Amazon has been dipping it's toes into the fresh food market for quite some time now, with its grocery delivery and pickup service, AmazonFresh. Through AmazonFresh, Prime members in select cities can shop online for produce, everyday items, and favorites from their neighborhood shops and restaurants, and then choose to have them delivered or pick them up in a drive-through location. Whole Foods will keep its brand name, operating as a subsidiary of Amazon, and it's current CEO John Mackey will continue to lead its operations. What the online retail behemoth is planning with the Whole Foods deal and its 460 brick and mortar locations throughout the US, Canada, and the UK is anyone's guess, but as Business Insider points out, this may be a pivotal step in the future of grocery shopping.

In December of 2016, Amazon revealed a high tech grocery concept called Amazon Go, that would offer prepared foods and popular grocery items in a zero-fuss setting.

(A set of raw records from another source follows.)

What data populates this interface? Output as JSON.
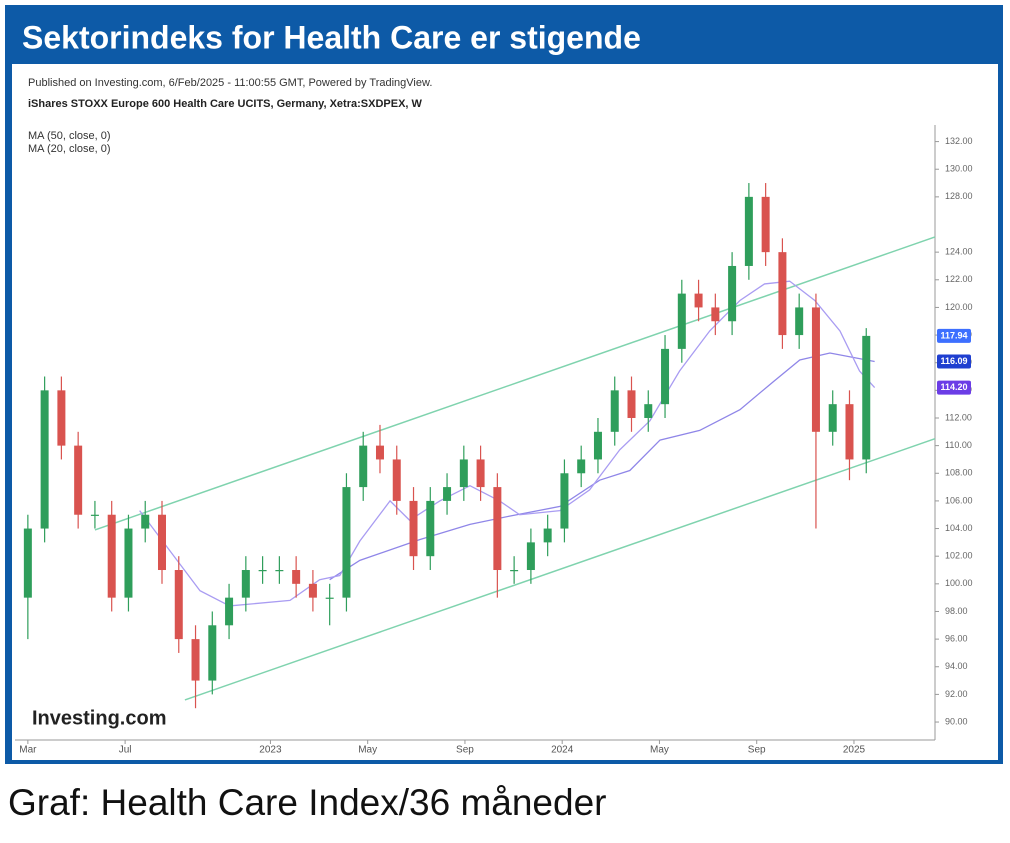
{
  "header": {
    "title": "Sektorindeks for Health Care er stigende"
  },
  "caption": "Graf: Health Care Index/36 måneder",
  "chart_data": {
    "type": "candlestick",
    "published": "Published on Investing.com, 6/Feb/2025 - 11:00:55 GMT, Powered by TradingView.",
    "title": "iShares STOXX Europe 600 Health Care UCITS, Germany, Xetra:SXDPEX, W",
    "logo": "Investing.com",
    "up_color": "#2f9e5b",
    "down_color": "#d9534f",
    "x": [
      0,
      3,
      6,
      9,
      12,
      15,
      18,
      21,
      24,
      27,
      30,
      33,
      36,
      39,
      42,
      45,
      48,
      51,
      54,
      57,
      60,
      63,
      66,
      69,
      72,
      75,
      78,
      81,
      84,
      87,
      90,
      93,
      96,
      99,
      102,
      105,
      108,
      111,
      114,
      117,
      120,
      123,
      126,
      129,
      132,
      135,
      138,
      141,
      144,
      147,
      150
    ],
    "open": [
      99,
      104,
      114,
      110,
      105,
      105,
      99,
      104,
      105,
      101,
      96,
      93,
      97,
      99,
      101,
      101,
      101,
      100,
      99,
      99,
      107,
      110,
      109,
      106,
      102,
      106,
      107,
      109,
      107,
      101,
      101,
      103,
      104,
      108,
      109,
      111,
      114,
      112,
      113,
      117,
      121,
      120,
      119,
      123,
      128,
      124,
      118,
      120,
      111,
      113,
      109
    ],
    "high": [
      105,
      115,
      115,
      111,
      106,
      106,
      105,
      106,
      106,
      102,
      97,
      98,
      100,
      102,
      102,
      102,
      102,
      101,
      100,
      108,
      111,
      111.5,
      110,
      107,
      107,
      108,
      110,
      110,
      108,
      102,
      104,
      105,
      109,
      110,
      112,
      115,
      115,
      114,
      118,
      122,
      122,
      121,
      124,
      129,
      129,
      125,
      121,
      121,
      114,
      114,
      118.5
    ],
    "low": [
      96,
      103,
      109,
      104,
      104,
      98,
      98,
      103,
      100,
      95,
      91,
      92,
      96,
      98,
      100,
      100,
      99,
      98,
      97,
      98,
      106,
      108,
      105,
      101,
      101,
      105,
      106,
      106,
      99,
      100,
      100,
      102,
      103,
      107,
      108,
      110,
      111,
      111,
      112,
      116,
      119,
      118,
      118,
      122,
      123,
      117,
      117,
      104,
      110,
      107.5,
      108
    ],
    "close": [
      104,
      114,
      110,
      105,
      105,
      99,
      104,
      105,
      101,
      96,
      93,
      97,
      99,
      101,
      101,
      101,
      100,
      99,
      99,
      107,
      110,
      109,
      106,
      102,
      106,
      107,
      109,
      107,
      101,
      101,
      103,
      104,
      108,
      109,
      111,
      114,
      112,
      113,
      117,
      121,
      120,
      119,
      123,
      128,
      124,
      118,
      120,
      111,
      113,
      109,
      117.94
    ],
    "series": [
      {
        "name": "MA (50, close, 0)",
        "color": "#8f86e8",
        "x": [
          54.0,
          59.4,
          70.1,
          79.1,
          86.2,
          95.2,
          102.3,
          107.7,
          113.1,
          120.2,
          127.4,
          132.7,
          138.1,
          143.5,
          151.5
        ],
        "values": [
          100.3,
          101.7,
          103.2,
          104.3,
          104.9,
          105.6,
          107.5,
          108.2,
          110.4,
          111.1,
          112.6,
          114.4,
          116.2,
          116.7,
          116.09
        ]
      },
      {
        "name": "MA (20, close, 0)",
        "color": "#a99cf2",
        "x": [
          20.0,
          30.8,
          36.1,
          46.9,
          52.2,
          55.8,
          59.4,
          64.8,
          68.3,
          73.7,
          79.1,
          84.4,
          88.0,
          95.2,
          100.5,
          105.9,
          111.3,
          116.6,
          122.0,
          127.4,
          131.8,
          136.3,
          140.8,
          145.3,
          148.8,
          151.5
        ],
        "values": [
          105.3,
          99.5,
          98.4,
          98.8,
          100.3,
          100.6,
          103.1,
          106,
          104.6,
          106,
          107.1,
          106,
          105,
          105.3,
          106.8,
          109.7,
          111.8,
          115.4,
          118.3,
          120.5,
          121.7,
          121.9,
          120.5,
          118.3,
          115.4,
          114.2
        ]
      }
    ],
    "trendlines": [
      {
        "color": "#7fd3ae",
        "x": [
          12,
          162.3
        ],
        "values": [
          103.9,
          125.1
        ]
      },
      {
        "color": "#7fd3ae",
        "x": [
          28.1,
          162.3
        ],
        "values": [
          91.6,
          110.5
        ]
      }
    ],
    "price_labels": [
      {
        "value": 117.94,
        "label": "117.94",
        "color": "#3d6fff"
      },
      {
        "value": 116.09,
        "label": "116.09",
        "color": "#1f3fd0"
      },
      {
        "value": 114.2,
        "label": "114.20",
        "color": "#6b3de6"
      }
    ],
    "xlim": [
      -2.3,
      162.3
    ],
    "xticks": [
      {
        "value": 0,
        "label": "Mar"
      },
      {
        "value": 17.4,
        "label": "Jul"
      },
      {
        "value": 43.4,
        "label": "2023"
      },
      {
        "value": 60.8,
        "label": "May"
      },
      {
        "value": 78.2,
        "label": "Sep"
      },
      {
        "value": 95.6,
        "label": "2024"
      },
      {
        "value": 113,
        "label": "May"
      },
      {
        "value": 130.4,
        "label": "Sep"
      },
      {
        "value": 147.8,
        "label": "2025"
      }
    ],
    "ylim": [
      88.7,
      133.2
    ],
    "yticks": [
      {
        "value": 90,
        "label": "90.00"
      },
      {
        "value": 92,
        "label": "92.00"
      },
      {
        "value": 94,
        "label": "94.00"
      },
      {
        "value": 96,
        "label": "96.00"
      },
      {
        "value": 98,
        "label": "98.00"
      },
      {
        "value": 100,
        "label": "100.00"
      },
      {
        "value": 102,
        "label": "102.00"
      },
      {
        "value": 104,
        "label": "104.00"
      },
      {
        "value": 106,
        "label": "106.00"
      },
      {
        "value": 108,
        "label": "108.00"
      },
      {
        "value": 110,
        "label": "110.00"
      },
      {
        "value": 112,
        "label": "112.00"
      },
      {
        "value": 114,
        "label": "114.00"
      },
      {
        "value": 116,
        "label": "116.00"
      },
      {
        "value": 118,
        "label": "118.00"
      },
      {
        "value": 120,
        "label": "120.00"
      },
      {
        "value": 122,
        "label": "122.00"
      },
      {
        "value": 124,
        "label": "124.00"
      },
      {
        "value": 128,
        "label": "128.00"
      },
      {
        "value": 130,
        "label": "130.00"
      },
      {
        "value": 132,
        "label": "132.00"
      }
    ]
  }
}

You can see how the concept works in Amazon's original promo video:

In order to shop, customers download the free Amazon Go app, and swipe their phone screens to scan a QR code as they enter the store through sleek turnstiles. The app works as a digital shopping cart, each time an item is picked up it is added to your online cart, put it back and the item disappears from your phone. Using machine learning and AI technology, similar to that of a self-driving car, Amazon automatically adds the item to your cart and charges your account when you leave the store. The company spent over four years planning the cashier-less market and despite a few technical difficulties, an 1,800 square foot prototype is now open to Amazon employees in downtown Seattle.

An automated system where you simply grab the items you need and leave seems like something out of a futuristic movie now, but it could very well be the fate of Whole Foods. Amazon founder and CEO Jeff Bezos offered little insight into the purchase and future of the grocer. "Millions of people love Whole Foods Market because they offer the best natural and organic foods, and they make it fun to eat healthy," Bezos said in a press release. "Whole Foods Market has been satisfying, delighting and nourishing customers for nearly four decades – they’re doing an amazing job and we want that to continue." But will we still be waiting our turn in checkout, watching the color-coded digital screens at Whole Foods a year from now or will we be able to walk right out the door with our organic coconut water? We'll have to wait and find out.